Cryopreservation at −80 °C impacts sperm integrity and fertility in a mouse strain-dependent manner

We previously developed a simple method to cryopreserve and maintain B6N spermatozoa at −80 °C, instead of using liquid nitrogen (LN₂), for up to one year without detrimental effects on fertility. The goal of the present study was to test the efficacy of this method in six different mouse strains (129/SvImJCnrm; 129, C57BL/6JCnrm; B6J, C57BL/6NTacCnrm; B6N, BALB/cByJCnrm; BALB/c, Crl:CD1(ICR); CD-1, and FVBN/JCnrm; FVB).
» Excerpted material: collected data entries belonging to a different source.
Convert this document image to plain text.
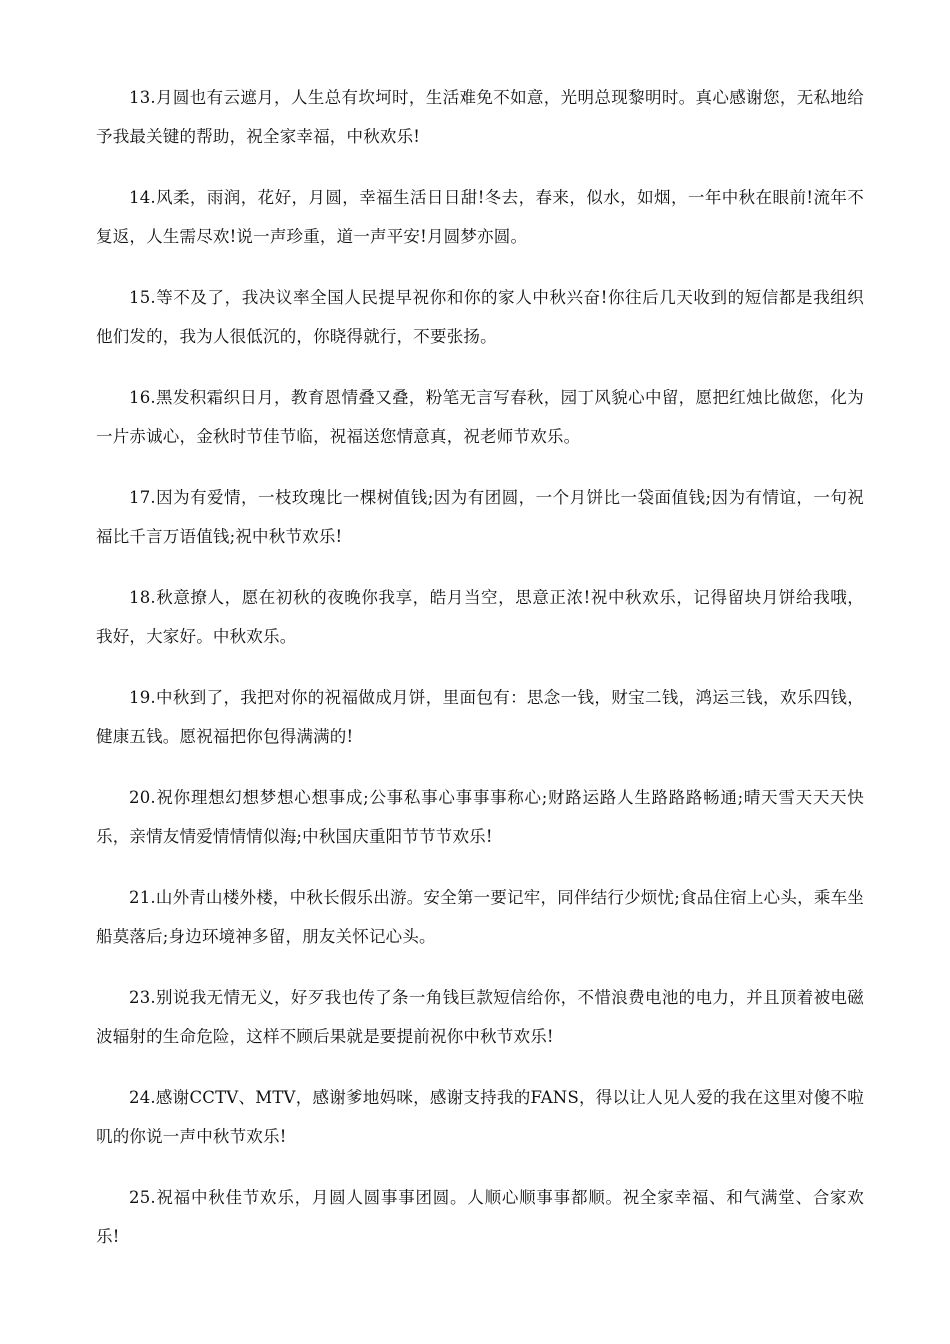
13.月圆也有云遮月，人生总有坎坷时，生活难免不如意，光明总现黎明时。真心感谢您，无私地给予我最关键的帮助，祝全家幸福，中秋欢乐!

14.风柔，雨润，花好，月圆，幸福生活日日甜!冬去，春来，似水，如烟，一年中秋在眼前!流年不复返，人生需尽欢!说一声珍重，道一声平安!月圆梦亦圆。

15.等不及了，我决议率全国人民提早祝你和你的家人中秋兴奋!你往后几天收到的短信都是我组织他们发的，我为人很低沉的，你晓得就行，不要张扬。

16.黑发积霜织日月，教育恩情叠又叠，粉笔无言写春秋，园丁风貌心中留，愿把红烛比做您，化为一片赤诚心，金秋时节佳节临，祝福送您情意真，祝老师节欢乐。

17.因为有爱情，一枝玫瑰比一棵树值钱;因为有团圆，一个月饼比一袋面值钱;因为有情谊，一句祝福比千言万语值钱;祝中秋节欢乐!

18.秋意撩人，愿在初秋的夜晚你我享，皓月当空，思意正浓!祝中秋欢乐，记得留块月饼给我哦，我好，大家好。中秋欢乐。

19.中秋到了，我把对你的祝福做成月饼，里面包有：思念一钱，财宝二钱，鸿运三钱，欢乐四钱，健康五钱。愿祝福把你包得满满的!

20.祝你理想幻想梦想心想事成;公事私事心事事事称心;财路运路人生路路路畅通;晴天雪天天天快乐，亲情友情爱情情情似海;中秋国庆重阳节节节欢乐!

21.山外青山楼外楼，中秋长假乐出游。安全第一要记牢，同伴结行少烦忧;食品住宿上心头，乘车坐船莫落后;身边环境神多留，朋友关怀记心头。

23.别说我无情无义，好歹我也传了条一角钱巨款短信给你，不惜浪费电池的电力，并且顶着被电磁波辐射的生命危险，这样不顾后果就是要提前祝你中秋节欢乐!

24.感谢CCTV、MTV，感谢爹地妈咪，感谢支持我的FANS，得以让人见人爱的我在这里对傻不啦叽的你说一声中秋节欢乐!

25.祝福中秋佳节欢乐，月圆人圆事事团圆。人顺心顺事事都顺。祝全家幸福、和气满堂、合家欢乐!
At different time points up to one year, we evaluated the integrity and the fertility of the spermatozoa cryopreserved and stored at −80 °C in comparison to the classical LN₂ method. After 1 year, no differences in the in vitro fertilisation (IVF) rate and in the number of dead spermatozoa were observed in 129, B6N, CD-1 and FVB strains. In contrast, spermatozoa from B6J and BALB/c cryopreserved at −80 °C showed a significant reduction in the IVF rate, an increased number of dead spermatozoa and increased morphological abnormalities after 3 months (BALB/c) and 6 months (B6J). In all strains, the total sperm motility decreased after 1 month at −80 °C and increased ultrastructural damage was found in the −80 °C group. The present results indicate that spermatozoa from 129, B6N, CD-1 and FVB can be cryopreserved and stored at −80 °C for at least one year without impacting their fertility. However, spermatozoa from B6J and BALB/c are the most sensitive to temperature. Therefore, cryopreservation and storage of 129, B6N, CD-1 and FVB strains at −80 °C for up to one year is feasible, thereby circumventing the use of LN₂.